Known for his wit, Twain wrote many of his best-known works such as “Adventures of Tom Sawyer,” “Adventures of Huckleberry Finn” and “Prince and the Pauper” while living in his home at Hartford – a quite unique three-story mansion that dates to 1874.

Next door is the home of Harriet Beecher Stowe, author of the anti-slavery novel “Uncle Tom’s Cabin.” The museum aims to create a more interactive experience that inspires you to create social change just like Stowe did with her life and her masterpiece.

From here, head to the Boston area to experience two great Transcendentalist writers – Ralph Waldo Emerson and Henry David Thoreau.

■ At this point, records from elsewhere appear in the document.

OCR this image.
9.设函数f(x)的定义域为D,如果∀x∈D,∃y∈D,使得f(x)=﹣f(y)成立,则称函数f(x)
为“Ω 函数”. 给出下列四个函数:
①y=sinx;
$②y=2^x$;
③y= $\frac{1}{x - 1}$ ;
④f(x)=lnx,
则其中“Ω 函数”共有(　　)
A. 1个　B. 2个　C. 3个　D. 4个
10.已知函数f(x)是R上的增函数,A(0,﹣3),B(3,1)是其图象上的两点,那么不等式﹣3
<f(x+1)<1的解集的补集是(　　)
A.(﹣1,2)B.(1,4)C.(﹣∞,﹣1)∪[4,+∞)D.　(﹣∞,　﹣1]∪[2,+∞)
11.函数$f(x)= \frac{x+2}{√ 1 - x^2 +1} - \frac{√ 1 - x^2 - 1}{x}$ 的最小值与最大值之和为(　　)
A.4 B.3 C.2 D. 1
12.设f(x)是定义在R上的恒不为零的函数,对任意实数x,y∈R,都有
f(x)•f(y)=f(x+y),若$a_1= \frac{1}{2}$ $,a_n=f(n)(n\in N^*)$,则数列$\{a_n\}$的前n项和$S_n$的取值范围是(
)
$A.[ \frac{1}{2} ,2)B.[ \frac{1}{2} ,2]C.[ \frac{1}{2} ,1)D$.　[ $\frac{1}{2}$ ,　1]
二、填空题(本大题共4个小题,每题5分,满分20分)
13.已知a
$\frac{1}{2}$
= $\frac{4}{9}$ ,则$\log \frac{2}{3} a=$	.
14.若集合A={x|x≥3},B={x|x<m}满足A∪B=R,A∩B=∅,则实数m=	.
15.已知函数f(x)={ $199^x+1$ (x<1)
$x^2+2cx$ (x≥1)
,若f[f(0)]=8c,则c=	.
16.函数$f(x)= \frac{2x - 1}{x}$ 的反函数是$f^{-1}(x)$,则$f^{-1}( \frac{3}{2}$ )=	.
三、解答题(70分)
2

It was at Emerson’s home near Concord where he wrote “Self Reliance” and “Nature,” two of his best-known works.

Just a short drive from Emerson’s home is Walden Pond, where Thoreau (“Civil Disobedience”) went to live in 1845 to conduct his “experiment in simplicity” that was chronicled in “Walden.” A replica of his cabin was built and stones mark the site of the original cabin.

Also in Concord is Louisa May Alcott’s Orchard House. The home looks very much as is did when the Alcott family lived in the home, which is where Louisa wrote her best-known piece, “Little Women” in 1868.

In Salem, Massachusetts, you can find one of the best known historic homes in literature, The House of the Seven Gables. The house, which dates to 1668, is the setting of Nathaniel Hawthorne’s 1851 novel by the same name. The tour also includes a visit to Nathaniel Hawthorne’s birthplace and a walk through the Seaside Gardens.